Report Traveling with $10,000 or more: There is no limit to how much currency you may take in or out of the United States; however, U.S. federal law requires you to report your total currency of $10,000 or more. Currency includes all forms of monetary instruments. Travelers who fail to truthfully report all of their currency risk their currency being seized, and may face criminal charges.
For citizens of Visa Waiver Program countries, an approved Electronic System for Travel Authorization (ESTA) is required before boarding an aircraft. For those traveling by air or sea on a visa, CBP has automated the Form I-94 removing the need for travelers to fill out a paper copy. Travelers will still be able to obtain their I-94 number and/or a copy of their I-94 online.
For your next trip, consider joining the ranks of a Trusted Traveler. There are 56 Global Entry Kiosks available at LAX international terminals. Trusted Traveler members enrolled in Global Entry, NEXUS or SENTRI continue to enjoy the most expedited CBP processing experience. Trusted Traveler members retain their membership for five years.
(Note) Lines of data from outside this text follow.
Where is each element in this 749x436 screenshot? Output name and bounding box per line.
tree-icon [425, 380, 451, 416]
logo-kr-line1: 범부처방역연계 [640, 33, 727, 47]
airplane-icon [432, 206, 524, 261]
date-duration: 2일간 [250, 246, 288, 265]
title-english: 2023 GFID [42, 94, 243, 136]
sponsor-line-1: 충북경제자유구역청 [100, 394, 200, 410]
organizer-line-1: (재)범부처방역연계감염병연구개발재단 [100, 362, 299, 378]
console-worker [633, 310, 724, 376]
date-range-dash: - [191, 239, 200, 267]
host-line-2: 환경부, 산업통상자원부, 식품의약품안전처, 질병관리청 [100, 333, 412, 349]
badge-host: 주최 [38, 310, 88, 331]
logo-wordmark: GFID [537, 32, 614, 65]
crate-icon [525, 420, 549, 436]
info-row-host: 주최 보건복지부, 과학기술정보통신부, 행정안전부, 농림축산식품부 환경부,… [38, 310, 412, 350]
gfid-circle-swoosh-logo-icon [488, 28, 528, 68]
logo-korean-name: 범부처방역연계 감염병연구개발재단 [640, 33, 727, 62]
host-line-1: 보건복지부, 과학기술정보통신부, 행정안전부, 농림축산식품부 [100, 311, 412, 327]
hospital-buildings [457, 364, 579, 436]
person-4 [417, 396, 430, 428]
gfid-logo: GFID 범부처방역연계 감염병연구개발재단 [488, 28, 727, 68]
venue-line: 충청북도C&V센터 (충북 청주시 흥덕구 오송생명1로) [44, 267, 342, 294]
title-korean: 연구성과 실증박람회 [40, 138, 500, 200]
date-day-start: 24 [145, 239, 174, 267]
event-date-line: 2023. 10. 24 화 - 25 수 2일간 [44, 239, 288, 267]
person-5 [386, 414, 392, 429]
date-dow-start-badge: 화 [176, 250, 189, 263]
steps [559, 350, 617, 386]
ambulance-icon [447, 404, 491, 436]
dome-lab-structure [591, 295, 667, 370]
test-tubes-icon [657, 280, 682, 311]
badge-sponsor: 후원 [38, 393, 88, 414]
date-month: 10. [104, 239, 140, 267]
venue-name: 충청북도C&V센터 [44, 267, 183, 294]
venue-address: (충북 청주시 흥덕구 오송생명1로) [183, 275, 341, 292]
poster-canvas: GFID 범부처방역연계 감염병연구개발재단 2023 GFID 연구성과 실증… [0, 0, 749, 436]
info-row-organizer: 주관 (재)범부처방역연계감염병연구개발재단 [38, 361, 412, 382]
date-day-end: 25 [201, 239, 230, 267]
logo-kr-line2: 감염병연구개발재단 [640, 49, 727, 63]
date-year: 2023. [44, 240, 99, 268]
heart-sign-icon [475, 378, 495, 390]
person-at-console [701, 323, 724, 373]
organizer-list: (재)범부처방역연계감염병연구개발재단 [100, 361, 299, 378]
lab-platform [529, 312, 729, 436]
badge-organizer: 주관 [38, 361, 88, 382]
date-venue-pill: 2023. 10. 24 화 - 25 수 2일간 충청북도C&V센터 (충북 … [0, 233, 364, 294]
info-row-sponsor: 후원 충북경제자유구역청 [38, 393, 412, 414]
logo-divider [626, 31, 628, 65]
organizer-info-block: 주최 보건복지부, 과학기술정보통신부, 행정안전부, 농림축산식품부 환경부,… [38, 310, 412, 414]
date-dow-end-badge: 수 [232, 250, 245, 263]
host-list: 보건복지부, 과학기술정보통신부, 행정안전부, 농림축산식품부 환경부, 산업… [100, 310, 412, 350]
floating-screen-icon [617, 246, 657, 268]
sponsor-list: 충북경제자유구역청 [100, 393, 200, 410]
CBP’s mission is to facilitate travel while maintaining the highest standards of security for those who live here and for those who come to visit.
On a typical day last year, CBP officers at LAX processed nearly 30,000 international travelers. During the holiday season, travelers should expect heavy traffic. Planning ahead and adopting these travel tips can save time and lead to a less stressful trip.
U.S. Customs and Border Protection is the unified border agency within the Department of Homeland Security charged with the management, control and protection of our nation's borders at and between the official ports of entry. CBP is charged with keeping terrorists and terrorist weapons out of the country while enforcing hundreds of U.S. laws.